Tuesday, June 30, 2015

Existential Risks: Analyzing Human Extinction Scenarios and Related Hazards





This is an updated version of a short essay I wrote back in 2007 for the Discovery-Enterprise blog site.


Any discussion concerning humanity's future in the Cosmos must be founded on assessing the risks we face as a species. Many of us see space colonization as a form of long-term insurance policy that would safeguard the long-term future of humankind.  And SETI as a step towards becoming full-fledged members of a Galactic Community of sentient beings exploring the wider Cosmos.
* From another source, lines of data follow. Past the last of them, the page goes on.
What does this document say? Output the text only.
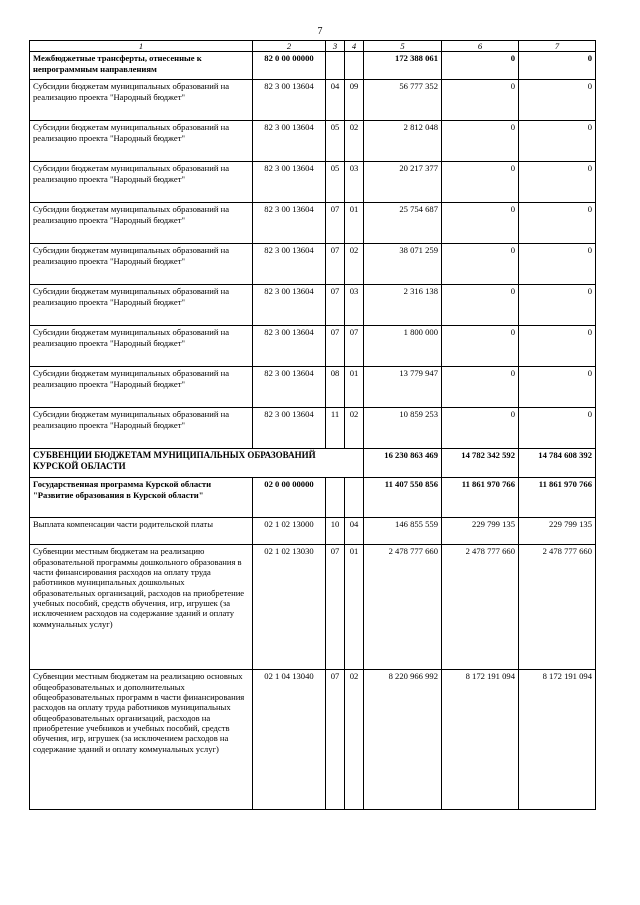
7
1	2	3	4	5	6	7
Межбюджетные трансферты, отнесенные к непрограммным направлениям	82 0 00 00000			172 388 061	0	0
Субсидии бюджетам муниципальных образований на реализацию проекта "Народный бюджет"	82 3 00 13604	04	09	56 777 352	0	0
Субсидии бюджетам муниципальных образований на реализацию проекта "Народный бюджет"	82 3 00 13604	05	02	2 812 048	0	0
Субсидии бюджетам муниципальных образований на реализацию проекта "Народный бюджет"	82 3 00 13604	05	03	20 217 377	0	0
Субсидии бюджетам муниципальных образований на реализацию проекта "Народный бюджет"	82 3 00 13604	07	01	25 754 687	0	0
Субсидии бюджетам муниципальных образований на реализацию проекта "Народный бюджет"	82 3 00 13604	07	02	38 071 259	0	0
Субсидии бюджетам муниципальных образований на реализацию проекта "Народный бюджет"	82 3 00 13604	07	03	2 316 138	0	0
Субсидии бюджетам муниципальных образований на реализацию проекта "Народный бюджет"	82 3 00 13604	07	07	1 800 000	0	0
Субсидии бюджетам муниципальных образований на реализацию проекта "Народный бюджет"	82 3 00 13604	08	01	13 779 947	0	0
Субсидии бюджетам муниципальных образований на реализацию проекта "Народный бюджет"	82 3 00 13604	11	02	10 859 253	0	0
СУБВЕНЦИИ БЮДЖЕТАМ МУНИЦИПАЛЬНЫХ ОБРАЗОВАНИЙ КУРСКОЙ ОБЛАСТИ				16 230 863 469	14 782 342 592	14 784 608 392
Государственная программа Курской области "Развитие образования в Курской области"	02 0 00 00000			11 407 550 856	11 861 970 766	11 861 970 766
Выплата компенсации части родительской платы	02 1 02 13000	10	04	146 855 559	229 799 135	229 799 135
Субвенции местным бюджетам на реализацию образовательной программы дошкольного образования в части финансирования расходов на оплату труда работников муниципальных дошкольных образовательных организаций, расходов на приобретение учебных пособий, средств обучения, игр, игрушек (за исключением расходов на содержание зданий и оплату коммунальных услуг)	02 1 02 13030	07	01	2 478 777 660	2 478 777 660	2 478 777 660
Субвенции местным бюджетам на реализацию основных общеобразовательных и дополнительных общеобразовательных программ в части финансирования расходов на оплату труда работников муниципальных общеобразовательных организаций, расходов на приобретение учебников и учебных пособий, средств обучения, игр, игрушек (за исключением расходов на содержание зданий и оплату коммунальных услуг)	02 1 04 13040	07	02	8 220 966 992	8 172 191 094	8 172 191 094
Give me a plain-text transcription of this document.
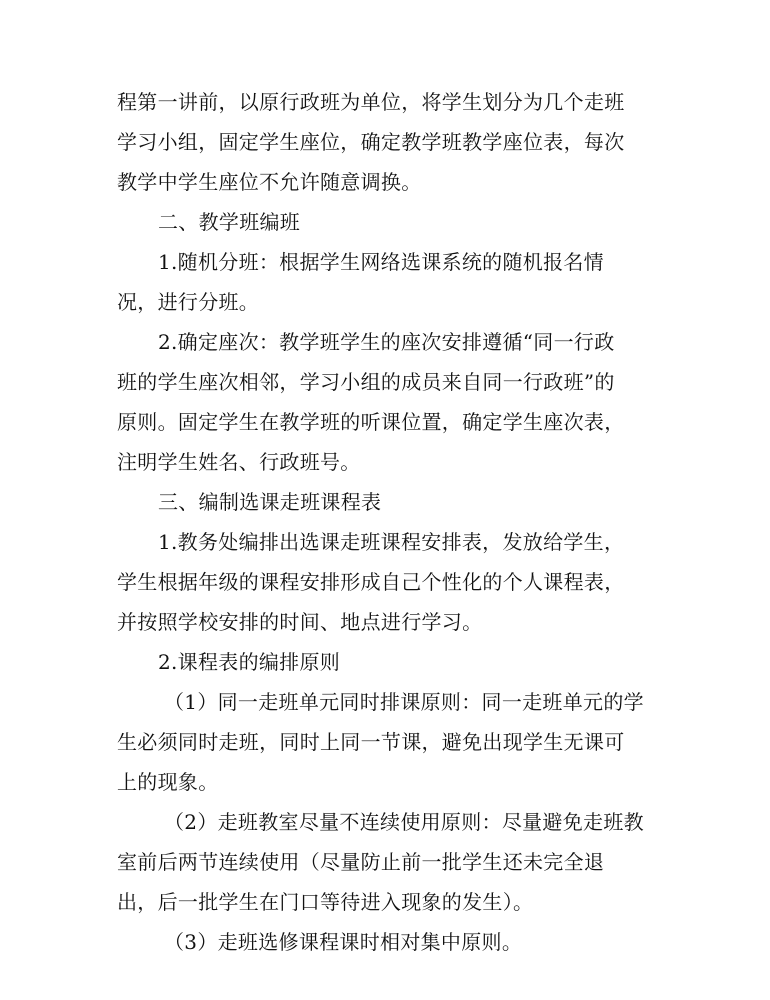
程第一讲前，以原行政班为单位，将学生划分为几个走班
学习小组，固定学生座位，确定教学班教学座位表，每次
教学中学生座位不允许随意调换。
二、教学班编班
1.随机分班：根据学生网络选课系统的随机报名情
况，进行分班。
2.确定座次：教学班学生的座次安排遵循“同一行政
班的学生座次相邻，学习小组的成员来自同一行政班”的
原则。固定学生在教学班的听课位置，确定学生座次表，
注明学生姓名、行政班号。
三、编制选课走班课程表
1.教务处编排出选课走班课程安排表，发放给学生，
学生根据年级的课程安排形成自己个性化的个人课程表，
并按照学校安排的时间、地点进行学习。
2.课程表的编排原则
（1）同一走班单元同时排课原则：同一走班单元的学
生必须同时走班，同时上同一节课，避免出现学生无课可
上的现象。
（2）走班教室尽量不连续使用原则：尽量避免走班教
室前后两节连续使用（尽量防止前一批学生还未完全退
出，后一批学生在门口等待进入现象的发生）。
（3）走班选修课程课时相对集中原则。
The Doomsday Clock of the of the Bulletin of the Atomic Scientists


To discuss the long-term survival of the human species, we must first understand the Existential Risks we face as a species in the immediate and long-term future. I would like to direct your attention to an article titled "Existential Risks: Analyzing Human Extinction Scenarios and Related Hazards" by Nick Bostrom, Ph.D. of the Faculty of Philosophy, Oxford University. This article was published in the Journal of Evolution and Technology, Vol. 9, March 2002.
ABSTRACT

Because of accelerating technological progress, humankind may be rapidly approaching a critical phase in its career. In addition to well-known threats such as nuclear holocaust, the prospects of radically transforming technologies like nanotech systems and machine intelligence present us with unprecedented opportunities and risks. Our future, and whether we will have a future at all, may well be determined by how we deal with these challenges. In the case of radically transforming technologies, a better understanding of the transition dynamics from a human to a “posthuman” society is needed. Of particular importance is to know where the pitfalls are: the ways in which things could go terminally wrong. While we have had long exposure to various personal, local, and endurable global hazards, this paper analyzes a recently emerging category: that of existential risks. These are threats that could cause our extinction or destroy the potential of Earth-originating intelligent life. Some of these threats are relatively well known while others, including some of the gravest, have gone almost unrecognized. Existential risks have a cluster of features that make ordinary risk management ineffective. A final section of this paper discusses several ethical and policy implications. A clearer understanding of the threat picture will enable us to formulate better strategies.

I also came across two organizations devoted to the long term survival of the human species. Namely: The Alliance to Rescue Civilization (ARC) and the Lifeboat Foundation.





ARC has recently been absorbed by the Lifeboat Foundation, and have a number of distinguished people associated with them. To just mention a few: William Burrows, Robert Shapiro, Ray Kurzweil, and Robert A. Freitas.

Take a very close look at the literature of both these organizations. I found the projects of the Lifeboat Foundation especially audacious and very bold in there broad scope.

Now I can sleep easily at night knowing that people are actually working around the clock against the terrors of asteroid impact, nuclear and bioterrorism, alien invasion, micro black holes, and nanotech gone amok. 







Another organization I would like to direct your attention to Existential Risk.Org.  
This group is associated with the Future of Humanity Institute at Oxford University.